If pullbacks in an uptrend are considered signs of weakness, then the rally will continue. If pullbacks in a downtrend are considered signs of strength, then the downtrend will continue. That’s simply the way market psychology operates.  

I noted in the recent article that the S&P futures are above their Volume Profile Point of Control over the last 60 trading days, which is 1920. That level is still important technical support and endorses the bullish thesis.

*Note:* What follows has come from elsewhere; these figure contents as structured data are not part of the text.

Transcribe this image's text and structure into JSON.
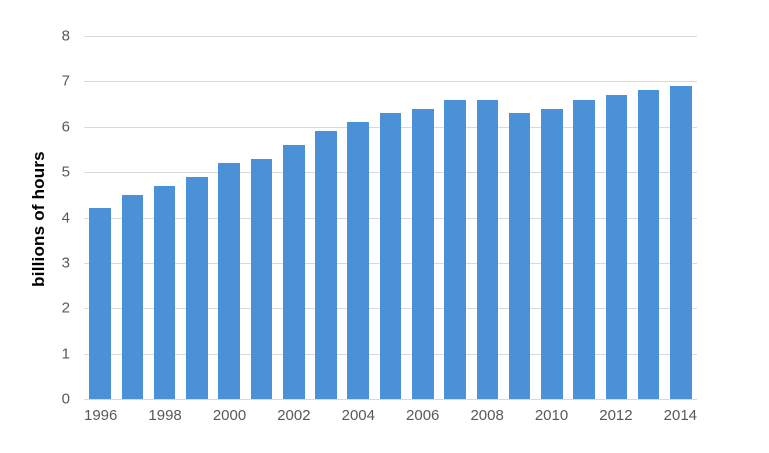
{
  "chart_data": {
    "type": "bar",
    "title": "",
    "xlabel": "",
    "ylabel": "billions of hours",
    "categories": [
      "1996",
      "1997",
      "1998",
      "1999",
      "2000",
      "2001",
      "2002",
      "2003",
      "2004",
      "2005",
      "2006",
      "2007",
      "2008",
      "2009",
      "2010",
      "2011",
      "2012",
      "2013",
      "2014"
    ],
    "values": [
      4.2,
      4.5,
      4.7,
      4.9,
      5.2,
      5.3,
      5.6,
      5.9,
      6.1,
      6.3,
      6.4,
      6.6,
      6.6,
      6.3,
      6.4,
      6.6,
      6.7,
      6.8,
      6.9
    ],
    "ylim": [
      0,
      8
    ],
    "yticks": [
      0,
      1,
      2,
      3,
      4,
      5,
      6,
      7,
      8
    ],
    "xtick_labels": [
      "1996",
      "1998",
      "2000",
      "2002",
      "2004",
      "2006",
      "2008",
      "2010",
      "2012",
      "2014"
    ],
    "xtick_label_every": 2,
    "grid": true,
    "legend_position": "none",
    "colors": {
      "bar": "#4a91d8",
      "gridline": "#d9d9d9",
      "tick_label": "#595959",
      "axis_title": "#000000",
      "background": "#ffffff"
    }
  }
}
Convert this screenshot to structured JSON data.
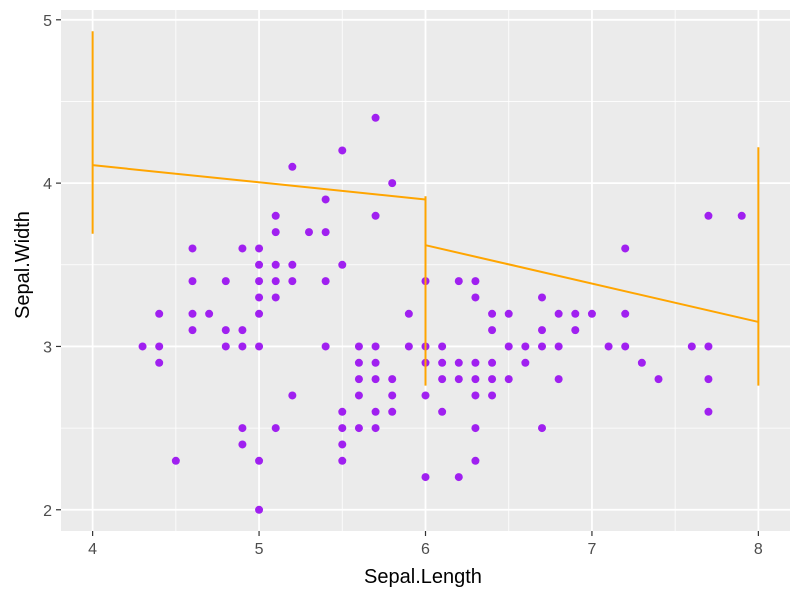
{
  "chart_data": {
    "type": "scatter",
    "xlabel": "Sepal.Length",
    "ylabel": "Sepal.Width",
    "xlim": [
      3.81,
      8.19
    ],
    "ylim": [
      1.87,
      5.06
    ],
    "x_ticks": [
      4,
      5,
      6,
      7,
      8
    ],
    "y_ticks": [
      2,
      3,
      4,
      5
    ],
    "grid": true,
    "colors": {
      "panel": "#ebebeb",
      "grid": "#ffffff",
      "points": "#a020f0",
      "segments": "#ffa500",
      "tick": "#333333"
    },
    "points": [
      [
        4.3,
        3.0
      ],
      [
        4.4,
        3.2
      ],
      [
        4.4,
        3.0
      ],
      [
        4.4,
        2.9
      ],
      [
        4.5,
        2.3
      ],
      [
        4.6,
        3.6
      ],
      [
        4.6,
        3.4
      ],
      [
        4.6,
        3.2
      ],
      [
        4.6,
        3.1
      ],
      [
        4.7,
        3.2
      ],
      [
        4.8,
        3.4
      ],
      [
        4.8,
        3.1
      ],
      [
        4.8,
        3.0
      ],
      [
        4.9,
        3.6
      ],
      [
        4.9,
        3.1
      ],
      [
        4.9,
        3.0
      ],
      [
        4.9,
        2.5
      ],
      [
        4.9,
        2.4
      ],
      [
        5.0,
        3.6
      ],
      [
        5.0,
        3.5
      ],
      [
        5.0,
        3.4
      ],
      [
        5.0,
        3.3
      ],
      [
        5.0,
        3.2
      ],
      [
        5.0,
        3.0
      ],
      [
        5.0,
        2.3
      ],
      [
        5.0,
        2.0
      ],
      [
        5.1,
        3.8
      ],
      [
        5.1,
        3.7
      ],
      [
        5.1,
        3.5
      ],
      [
        5.1,
        3.4
      ],
      [
        5.1,
        3.3
      ],
      [
        5.1,
        2.5
      ],
      [
        5.2,
        4.1
      ],
      [
        5.2,
        3.5
      ],
      [
        5.2,
        3.4
      ],
      [
        5.2,
        2.7
      ],
      [
        5.3,
        3.7
      ],
      [
        5.4,
        3.9
      ],
      [
        5.4,
        3.7
      ],
      [
        5.4,
        3.4
      ],
      [
        5.4,
        3.0
      ],
      [
        5.5,
        4.2
      ],
      [
        5.5,
        3.5
      ],
      [
        5.5,
        2.6
      ],
      [
        5.5,
        2.5
      ],
      [
        5.5,
        2.4
      ],
      [
        5.5,
        2.3
      ],
      [
        5.6,
        3.0
      ],
      [
        5.6,
        2.9
      ],
      [
        5.6,
        2.8
      ],
      [
        5.6,
        2.7
      ],
      [
        5.6,
        2.5
      ],
      [
        5.7,
        4.4
      ],
      [
        5.7,
        3.8
      ],
      [
        5.7,
        3.0
      ],
      [
        5.7,
        2.9
      ],
      [
        5.7,
        2.8
      ],
      [
        5.7,
        2.6
      ],
      [
        5.7,
        2.5
      ],
      [
        5.8,
        4.0
      ],
      [
        5.8,
        2.8
      ],
      [
        5.8,
        2.7
      ],
      [
        5.8,
        2.6
      ],
      [
        5.9,
        3.2
      ],
      [
        5.9,
        3.0
      ],
      [
        6.0,
        3.4
      ],
      [
        6.0,
        3.0
      ],
      [
        6.0,
        2.9
      ],
      [
        6.0,
        2.7
      ],
      [
        6.0,
        2.2
      ],
      [
        6.1,
        3.0
      ],
      [
        6.1,
        2.9
      ],
      [
        6.1,
        2.8
      ],
      [
        6.1,
        2.6
      ],
      [
        6.2,
        3.4
      ],
      [
        6.2,
        2.9
      ],
      [
        6.2,
        2.8
      ],
      [
        6.2,
        2.2
      ],
      [
        6.3,
        3.4
      ],
      [
        6.3,
        3.3
      ],
      [
        6.3,
        2.9
      ],
      [
        6.3,
        2.8
      ],
      [
        6.3,
        2.7
      ],
      [
        6.3,
        2.5
      ],
      [
        6.3,
        2.3
      ],
      [
        6.4,
        3.2
      ],
      [
        6.4,
        3.1
      ],
      [
        6.4,
        2.9
      ],
      [
        6.4,
        2.8
      ],
      [
        6.4,
        2.7
      ],
      [
        6.5,
        3.2
      ],
      [
        6.5,
        3.0
      ],
      [
        6.5,
        2.8
      ],
      [
        6.6,
        3.0
      ],
      [
        6.6,
        2.9
      ],
      [
        6.7,
        3.3
      ],
      [
        6.7,
        3.1
      ],
      [
        6.7,
        3.0
      ],
      [
        6.7,
        2.5
      ],
      [
        6.8,
        3.2
      ],
      [
        6.8,
        3.0
      ],
      [
        6.8,
        2.8
      ],
      [
        6.9,
        3.2
      ],
      [
        6.9,
        3.1
      ],
      [
        7.0,
        3.2
      ],
      [
        7.1,
        3.0
      ],
      [
        7.2,
        3.6
      ],
      [
        7.2,
        3.2
      ],
      [
        7.2,
        3.0
      ],
      [
        7.3,
        2.9
      ],
      [
        7.4,
        2.8
      ],
      [
        7.6,
        3.0
      ],
      [
        7.7,
        3.8
      ],
      [
        7.7,
        3.0
      ],
      [
        7.7,
        2.8
      ],
      [
        7.7,
        2.6
      ],
      [
        7.9,
        3.8
      ]
    ],
    "segments": [
      [
        4.0,
        4.11,
        6.0,
        3.9
      ],
      [
        6.0,
        3.62,
        8.0,
        3.15
      ],
      [
        4.0,
        3.69,
        4.0,
        4.93
      ],
      [
        6.0,
        2.76,
        6.0,
        3.92
      ],
      [
        8.0,
        2.76,
        8.0,
        4.22
      ]
    ]
  }
}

Similarly, the Dow is above its VPPOC from 2 years ago, which is 15,910. The Upper Value Area for the Dow is 17,271 and that’s the near-term target. It coincides fairly closely with the 78.6% retracement level of the January-February down swing. (By the way, the UVA level is calculated as one standard deviation above the VPPOC for a given look back period.)

Reid_Dow_3.2.16.png

With little volume resistance between here and the target (no humps on the accompanying Volume Profile chart), the up-move should be quick and direct… probably completed by Friday to make sure as many weekly puts as possible expire worthless. When people are losing money on their put options they either sell some premium or buy the common to hedge. The latter can add fuel to an already bullish run.